Healthcare

How do hospital power outages increase financial exposure?

hospital-emergency

I read recently that even though there were 513 outages in the US between 2002 and 2008 (an average of six per month), today only 1 in 20 hospitals (in the U.S.) are prepared for power disruptions. I was a little surprised, since hospitals need extraordinary reliability from their power systems – life support, emergency services, HVAC, communications, records management, and security – especially during power disruptions. Reliability is critical to a hospital’s success and livelihood, not just in terms of patient safety, but in terms of substantial financial exposure.

So what, exactly, is the financial exposure a hospital faces? Primary issues of patient safety aside (and associated liabilities), there is immediate revenue loss from discontinued admissions and services, as well as fixed operating costs (like salaries, utilities, infrastructure costs, and so on) that a hospital pays even when not generating revenue. These costs represent a minimum of 70% of daily revenue. Then there are the subsequent decreases in annual revenues that could range between 5% and 25%. Ultimately, assuming a 5% chance of experiencing an outage – not unreasonable considering the frequency of disruptions – the financial exposure from a power outage lasting one day is about 3.75% of annual revenues.

(Note: To estimate financial exposure (Schneider Electric White paper), enter your annual revenues into this simple equation, where (A) = your average annual revenues: [A / 365) + ((A / 365)*.7) + (.05A)).05= estimated financial exposure to a power outage])

Nearly 4% of annual revenues. From a single event. That’s an attention grabber.

The power outage of August 2003 affected 45 million people in eight US states and 10 million people in parts of Canada. It caused 120 healthcare facilities hundreds of millions of dollars in lost revenue from cancelled services, legal liabilities, and damaged reputations. Within a year, six of these hospitals were in bankruptcy. The financial risk for hospitals is just too great to allow power systems to be a potential problem.

Fortunately it’s entirely possible to optimise a power distribution and back-up generation system in order to support operational efficiency and minimize power event impact on a hospital’s function, reputation, and finances. Any facilities with expansion completed or planned, older equipment and/or manual processes should seriously consider upgrading their power infrastructure. Healthcare facilities are constantly expanding or reconfiguring, and this is an excellent time to consider making capital expenditures in a cohesive power distribution infrastructure.
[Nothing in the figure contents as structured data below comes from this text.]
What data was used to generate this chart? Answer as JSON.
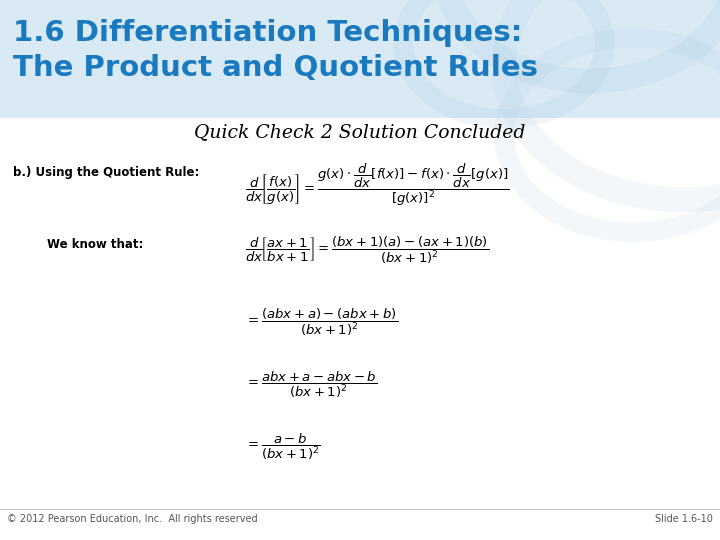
{
  "header_line1": "1.6 Differentiation Techniques:",
  "header_line2": "The Product and Quotient Rules",
  "header_bg_color": "#daeaf5",
  "header_text_color": "#1a7abf",
  "title": "Quick Check 2 Solution Concluded",
  "title_color": "#000000",
  "bg_color": "#ffffff",
  "footer_left": "© 2012 Pearson Education, Inc.  All rights reserved",
  "footer_right": "Slide 1.6-10",
  "footer_color": "#555555",
  "label_b": "b.) Using the Quotient Rule:",
  "label_we": "We know that:"
}
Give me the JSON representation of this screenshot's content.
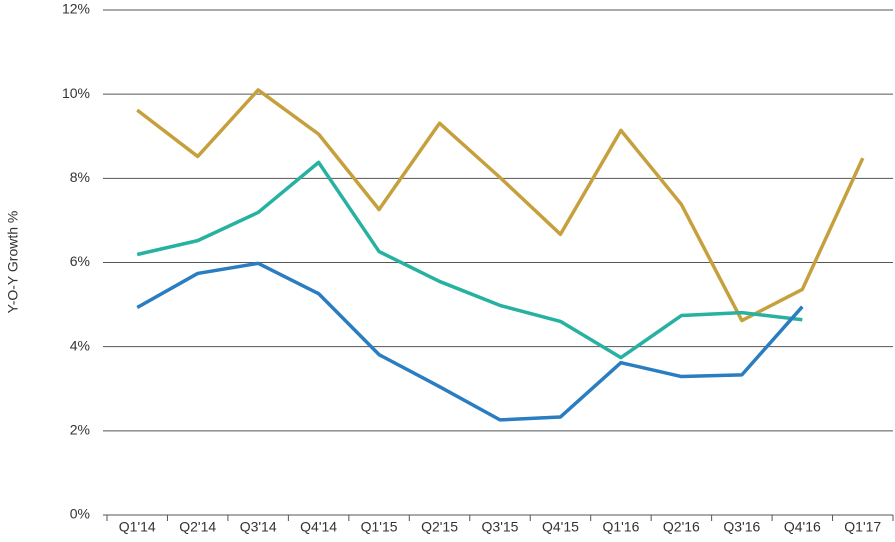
{
  "chart_data": {
    "type": "line",
    "y_label": "Y-O-Y Growth %",
    "categories": [
      "Q1'14",
      "Q2'14",
      "Q3'14",
      "Q4'14",
      "Q1'15",
      "Q2'15",
      "Q3'15",
      "Q4'15",
      "Q1'16",
      "Q2'16",
      "Q3'16",
      "Q4'16",
      "Q1'17"
    ],
    "series": [
      {
        "color": "#c5a03c",
        "values": [
          9.62,
          8.52,
          10.1,
          9.05,
          7.26,
          9.31,
          8.02,
          6.67,
          9.14,
          7.38,
          4.62,
          5.36,
          8.48
        ]
      },
      {
        "color": "#26b1a0",
        "values": [
          6.19,
          6.52,
          7.19,
          8.38,
          6.26,
          5.55,
          4.98,
          4.6,
          3.74,
          4.74,
          4.81,
          4.64,
          null
        ]
      },
      {
        "color": "#2a7dc0",
        "values": [
          4.93,
          5.74,
          5.98,
          5.26,
          3.81,
          3.05,
          2.26,
          2.33,
          3.62,
          3.29,
          3.33,
          4.95,
          null
        ]
      }
    ],
    "ylim": [
      0,
      12
    ],
    "yticks": [
      {
        "value": 0,
        "label": "0%"
      },
      {
        "value": 2,
        "label": "2%"
      },
      {
        "value": 4,
        "label": "4%"
      },
      {
        "value": 6,
        "label": "6%"
      },
      {
        "value": 8,
        "label": "8%"
      },
      {
        "value": 10,
        "label": "10%"
      },
      {
        "value": 12,
        "label": "12%"
      }
    ],
    "grid": true
  }
}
To build a solid business case, consider consulting services for objective risk assessments on power infrastructure. Other considerations include adding automated solutions for testing and reporting to meet regulatory compliance, robust and redundant backup power generation capabilities, and automated emergency power supply testing schemes (for root cause analysis and development of systematic approaches), UPS installations, and regular proactive and preventative electrical system maintenance.
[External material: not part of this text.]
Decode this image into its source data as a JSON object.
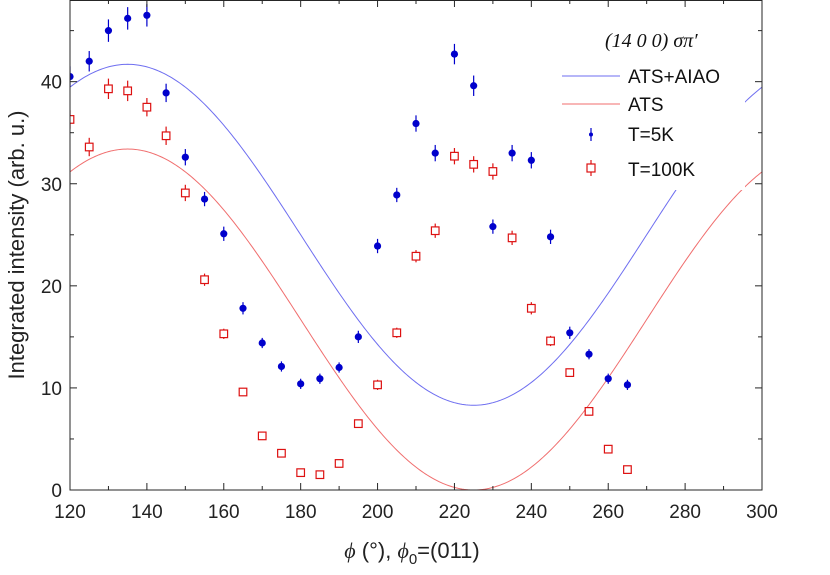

Another factor to consider is single-vendor expertise. Just like the assessment process, hospitals can benefit greatly from companies that specialize in electrical distribution and energy management. Sourcing all electrical distribution system components from a single supplier helps increase overall reliability and improve supplier responsiveness in case of issues or failures. It also provides facility managers with a experienced personnel to help solve challenges. In the end, reliable power and monitoring systems, along with supporting processes and methodology, boost hospital reputations, and dramatically improve revenue-per-patient and overall profitability.